I would be very much in favor of this change. "Literal encoding" is exactly what this is and "execution character set" is just confusing. I also agree that it shouldn't be tied to locales in any way.


I'd love feedback on the draft I posted earlier in this thread which does that, whenever you have time before the next deadline :)
A slightly more recent draft is here https://isocpp.org/files/papers/D2297R0.pdf
 

 
- Victor


On Mon, Feb 1, 2021 at 1:22 AM Peter Brett via SG16 <sg16@lists.isocpp.org> wrote:
> -----Original Message-----
> From: SG16 <sg16-bounces@lists.isocpp.org> On Behalf Of Jens Maurer via SG16
> Sent: 30 January 2021 19:26
> To: sg16@lists.isocpp.org; Hubert Tong <hubert.reinterpretcast@gmail.com>
> Cc: Jens Maurer <Jens.Maurer@gmx.net>; Corentin <corentin.jabot@gmail.com>
> Subject: Re: [SG16] Is the concept of basic execution character sets useful?
>
> > Unfortunately, when that's the case (and I agree that's the case more
> often than we'd like, another good example is shift-jis/win-1251), string
> literals cannot be interpreted properly by "locale specific" runtime
> functions.
> > Such runtime function expects an encoding that is not the same as the
> string literal, it cannot interpret it correctly, which can lead to
> mojibake, etc.
>
> From a core language perspective, we have a compile-time encoding for
> literals
> (i.e. mapping of character sequences inside literals to code unit
> sequences).
>
> The actual execution environment of the program (possibly conveyed via
> locale)
> might not be compatible with that.  For the core language, I think we should
> simply replace "execution character set" with "literal encoding" (narrow and
> wide),
> because we never actually care about character sets, just about encoding,
> i.e. a sequence of code units with which to initialize a string literal
> object.
>
> Maybe locale-dependent library functions just need to get a divorce from
> that.

Hi all,

I agree with Jens.

Although in principle a C++ interpreter could somehow make literals appear in a locale-specific encoding, all C++ implementations I'm aware of permanently fix the encoding of string literals at compilation time and before any knowledge of the run-time locale is available.

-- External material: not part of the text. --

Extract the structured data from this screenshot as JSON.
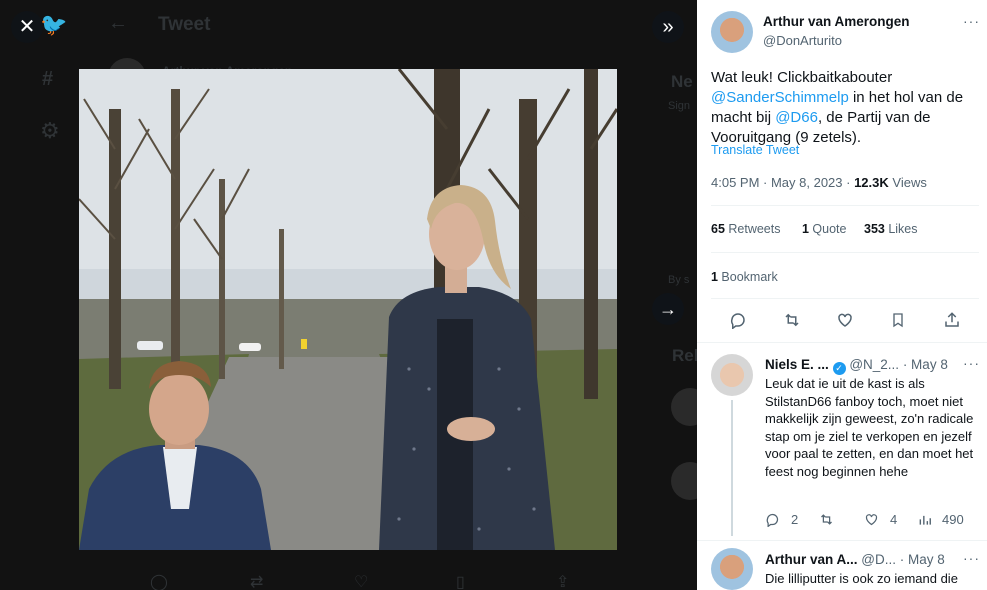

Furthermore, we want C++ compilers processing a particular corpus of source code to produce the same executable no matter whether the compiler is being run in France, Germany, China or the USA.  Locale can -- should -- obviously affect compiler diagnostics, etc., but these are already implementation-defined and have no impact on the *effect* of processing the program.

I think that it is best to keep all knowledge of locale-dependence in the library.  I like the idea of replacing "execution character set" with "literal encoding" everywhere in the core language.